As significant a legacy, Smith has mentored fellow alumni with an approachability that breaks down barriers and builds relationships.
His desire to help dates back to his own experiences. The son of a funeral director in Columbia City, Indiana, Smith was vice president of his high school senior class and played varsity basketball, talents he took to Butler University on a basketball scholarship.
“Being a jock, I didn’t think I had to work hard to get passing grades,” he said. “By the end of the first semester, I was on academic probation.”
Smith lost his scholarship. Ball State, minus any scholarship, became his Plan B. But first, he had to bring up his grades.
Taking an accounting course, he found a new career path. But some sacrifices had to be made to get there — including staying off-campus in a sleeping room and washing dishes in a dorm cafeteria.
“I learned that if I was going to get an education, I had to focus on getting decent grades.”
Smith applied an approach learned from Paul Parkison, who told him: “When facing a challenge, break it down into small pieces and start chipping away.”
Working Summer construction to help him pay tuition, Smith graduated with a 3.4 GPA, no debt, and a full-time slot at Ernst & Young in Indianapolis. Then he was drafted into Army service during the Vietnam War as a clerk typist.
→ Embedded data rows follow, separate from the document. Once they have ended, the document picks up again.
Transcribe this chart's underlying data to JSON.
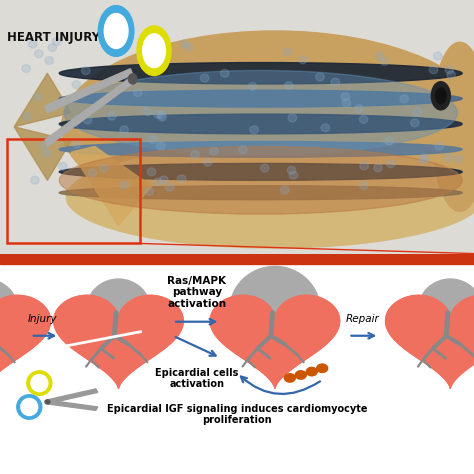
{
  "fig_width": 4.74,
  "fig_height": 4.74,
  "dpi": 100,
  "bg_color": "#ffffff",
  "heart_injury_text": "HEART INJURY",
  "heart_injury_fontsize": 8.5,
  "fish_box_color": "#dd3311",
  "zoom_line_color": "#dd3311",
  "heart_color": "#f07060",
  "epicardium_color": "#aaaaaa",
  "vessels_color": "#888888",
  "orange_cells_color": "#cc5500",
  "arrow_color": "#3366aa",
  "label_injury": "Injury",
  "label_repair": "Repair",
  "label_rasmapk": "Ras/MAPK\npathway\nactivation",
  "label_epicardial_cells": "Epicardial cells\nactivation",
  "label_igf": "Epicardial IGF signaling induces cardiomyocyte\nproliferation",
  "label_fontsize": 7.5,
  "bottom_bg": "#ffffff",
  "handle_blue": "#44aadd",
  "handle_yellow": "#dddd00",
  "blade_color": "#aaaaaa",
  "divider_color": "#cc3311"
}
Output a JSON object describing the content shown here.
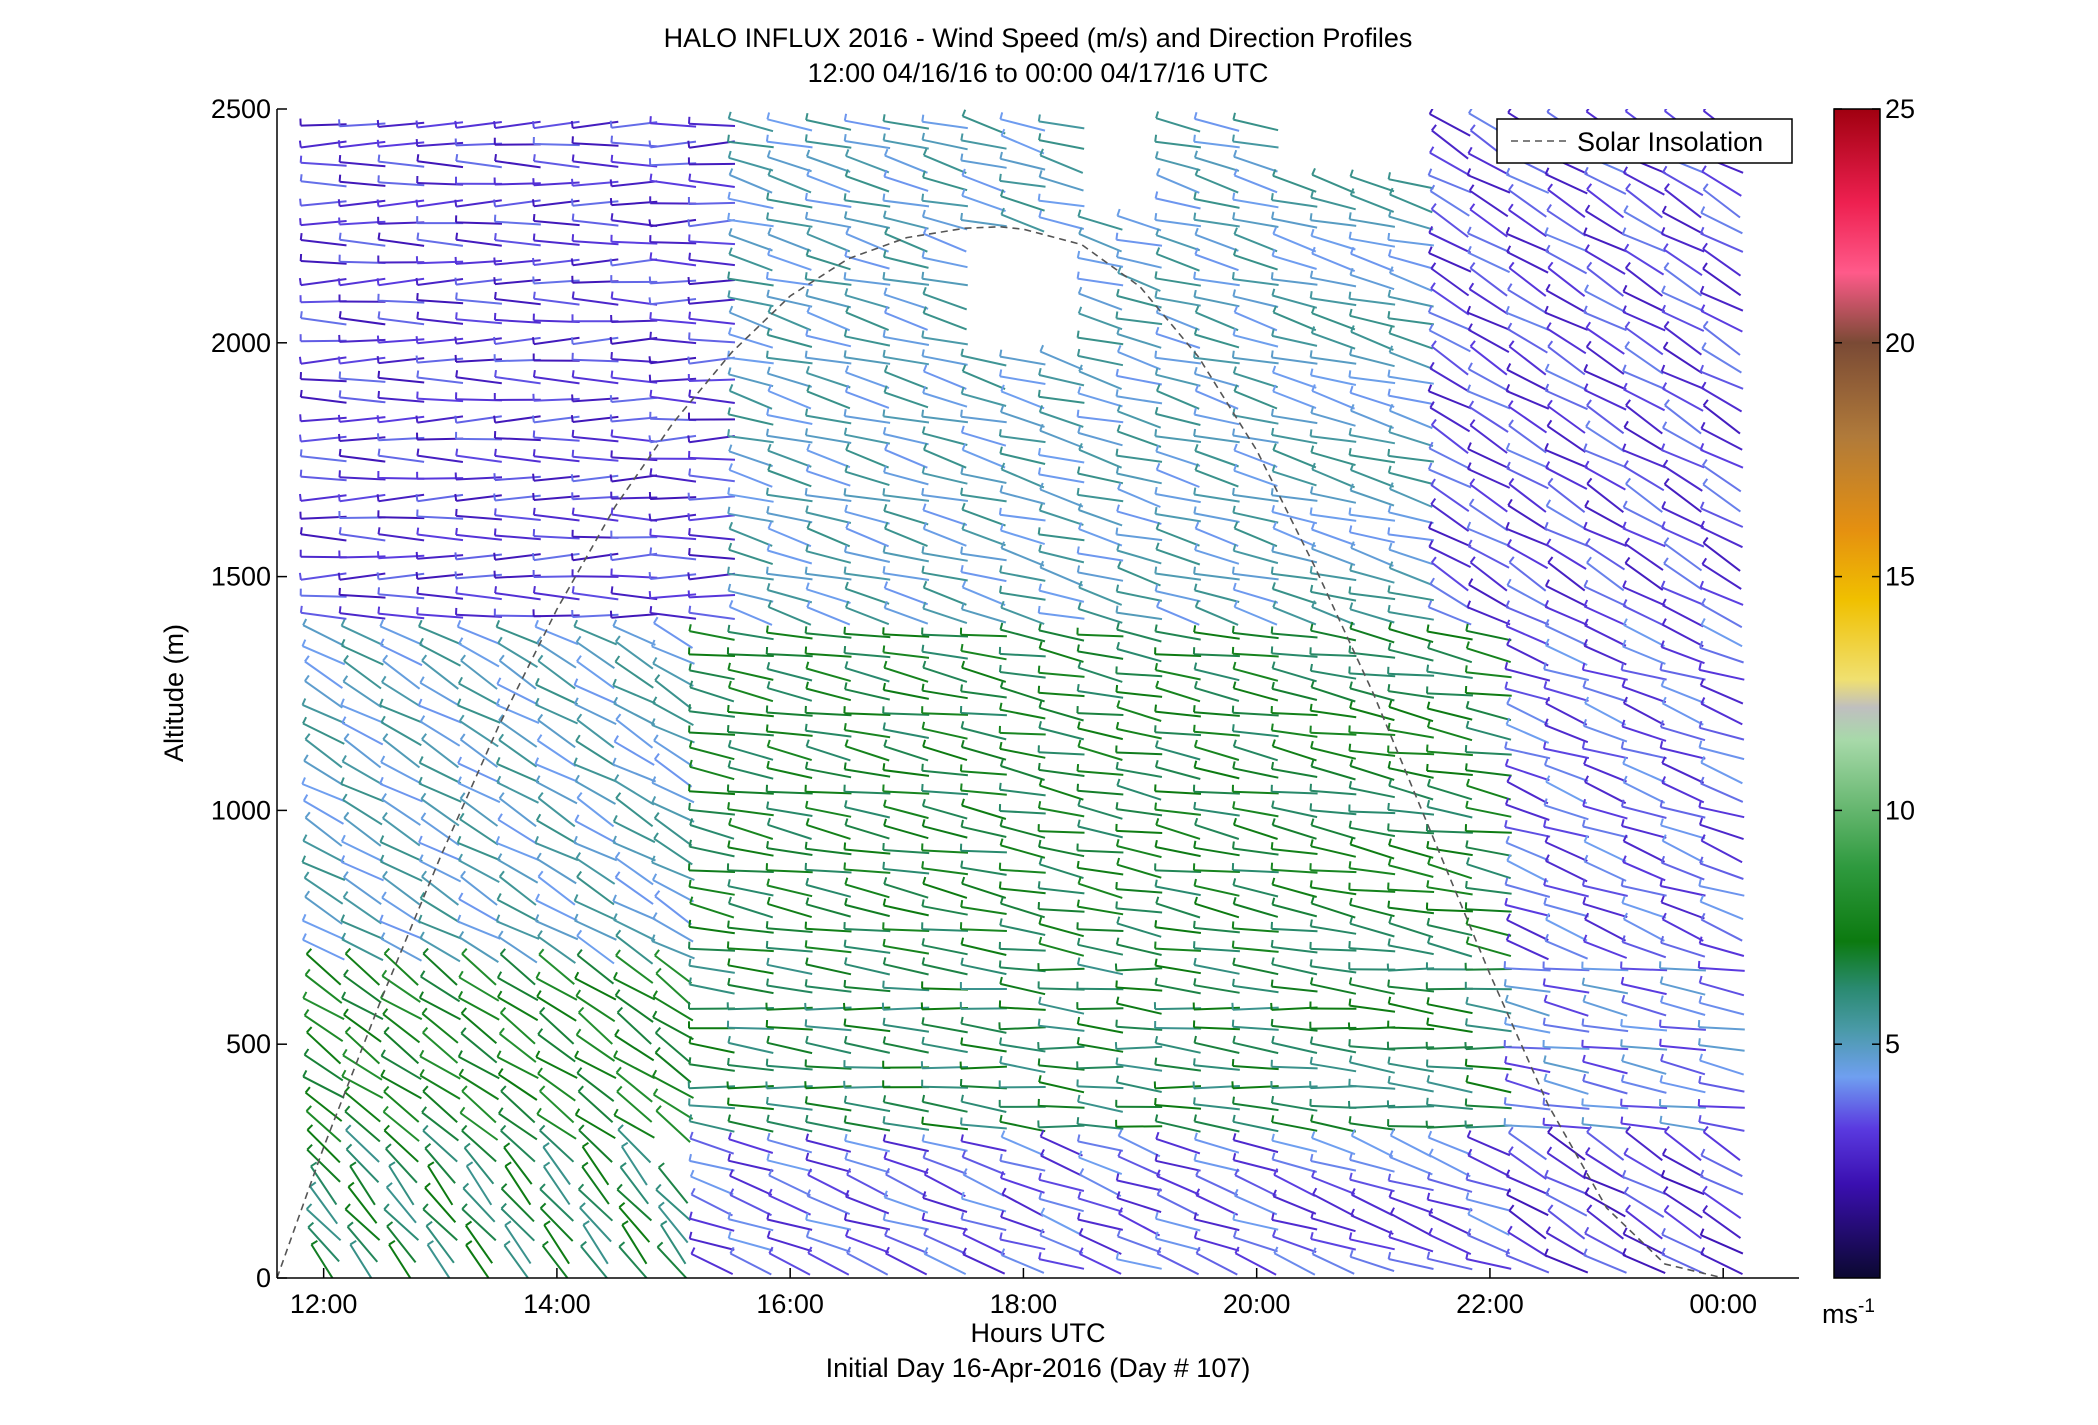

Before going, he married Marla, who passed away in 2019.
Adventures plus service
Twenty months later, he returned to his new family — his daughter was born seven months before he first saw her — and resumed his career. He rose to become a partner at Ernst & Young, where he provided technical expertise for the professional practices group.
To mitigate risk for its global operations, Ernst & Young decided to utilize his expertise to establish a capital markets center in Sao Paulo, Brazil. Smith, then 60, approached the job with his usual zest for work and life — even orchestrating high-adventure motorcycle junkets across South American gravel roads.
“It doesn’t matter what you do for a living. You have to approach your work with passion, so you’re just as excited about going into work on Monday as you are on Thursday.”—Tony Smith
Retiring five years later, he continued his travels — including a trip to Norway near the Arctic Circle. He and Marla also motorcycled around America and even went snowmobiling in Siberia.
A past chair of the Ball State University Foundation Board, Smith is a generous donor — including sharing his rich life experiences with young alumni.
Tom Kinghorn, ’65 MA ’66, retired vice president and treasurer at Ball State, also commends Smith for referring mentees to other Cardinal alums for guidance. “With Tony, it’s all about helping,” he said.
Connor Ryan, ’13, a financial advisor for Merrill Lynch who majored in financial planning, says Smith’s guidance has been valuable. “In business, it’s often about ego, but Tony takes a different approach. He says it’s about kindness. It’s also about not burning any bridges.”
From Smith, Ryan also learned the give-and-take of relationship building. “I was happy to connect Tony with younger generations of alums for fundraising,” Ryan said. “It felt good to be able to help.”
“Tony has always been available to give support. In doing that, he’s changed lives,” Kinghorn said.